On Friday, Health Minister Sajid Javid and the UK Health Insurance Agency (UKHSA) announced another 11 cases, bringing the total number of patients in the country to 20.
Data for the 11 new patients were not provided, while from the previous nine cases it was known that all six were homosexual or bisexual men.
The Telegraph also reveals that at a seminar in London in June 2019, scientists from the University of Cambridge, the UCL in London, the School of Tropical Health and Medicine and other universities, as well as experts from the British Ministry of Defense and the Ministry of Defense Health England (now UKHSA) had warned that monkey pox could “fill the epidemic gap” left by the eradication of smallpox since the 1980s.

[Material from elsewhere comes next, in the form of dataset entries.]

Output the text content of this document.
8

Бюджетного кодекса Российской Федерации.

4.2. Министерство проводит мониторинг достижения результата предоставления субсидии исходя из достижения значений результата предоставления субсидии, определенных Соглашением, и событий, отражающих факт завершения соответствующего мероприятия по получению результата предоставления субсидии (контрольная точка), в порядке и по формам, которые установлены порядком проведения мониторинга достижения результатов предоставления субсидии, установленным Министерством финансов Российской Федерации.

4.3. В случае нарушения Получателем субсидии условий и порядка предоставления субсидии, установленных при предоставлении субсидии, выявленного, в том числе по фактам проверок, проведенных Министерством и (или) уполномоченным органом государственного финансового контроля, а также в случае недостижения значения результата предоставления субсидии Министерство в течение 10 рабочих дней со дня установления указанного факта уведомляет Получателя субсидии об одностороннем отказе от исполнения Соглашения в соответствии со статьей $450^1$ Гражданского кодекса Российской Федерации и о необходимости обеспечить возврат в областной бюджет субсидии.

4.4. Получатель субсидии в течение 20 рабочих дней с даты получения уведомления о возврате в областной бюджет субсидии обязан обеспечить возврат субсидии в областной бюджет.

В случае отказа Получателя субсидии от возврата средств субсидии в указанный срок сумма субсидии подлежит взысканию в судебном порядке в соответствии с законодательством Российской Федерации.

The experts had stressed that there is a need for a new generation of vaccines and treatments, citing outbreaks in 2003 and 2018 (in Britain, Israel and Singapore).
Speaking to Sky News, Dr Claire Dusnap, president of the British Association for Sexual Health and HIV, said “there will be a significant increase in diagnoses next week” and possibly “really significant numbers in the next two or three weeks”.
She commented that what worries her is that there are now cases all over Europe, “so we already have a spread and it is circulating in the general population”.
Dr Dusnap added that she feared that extra attention for smallpox in monkeys at sex clinics would deprive other patients of services, describing an image reminiscent of reduced coronary heart disease due to coronavirus.
UKHSA chief Dr Susan Hopkins told the BBC that the latest case figures would be announced on Monday and that her office was now detecting “more cases on a daily basis”.
Dr Hopkins, however, declined to confirm the Telegraph’s report that a body was being treated in an intensive care unit, saying it did not comment on individual cases.
Professor David Hayman, an infectious disease specialist at the London School of Tropical Health and Medicine, said: “What seems to be happening now is that (the virus) has entered the population as a sexually transmitted disease, as a sexually transmitted diseases, which has intensified its spread around the world. “
He pointed out that the main mode of transmission is close contact and that is why some countries have already started giving the smallpox vaccine. to health personnel dealing with cases of smallpox in monkeys.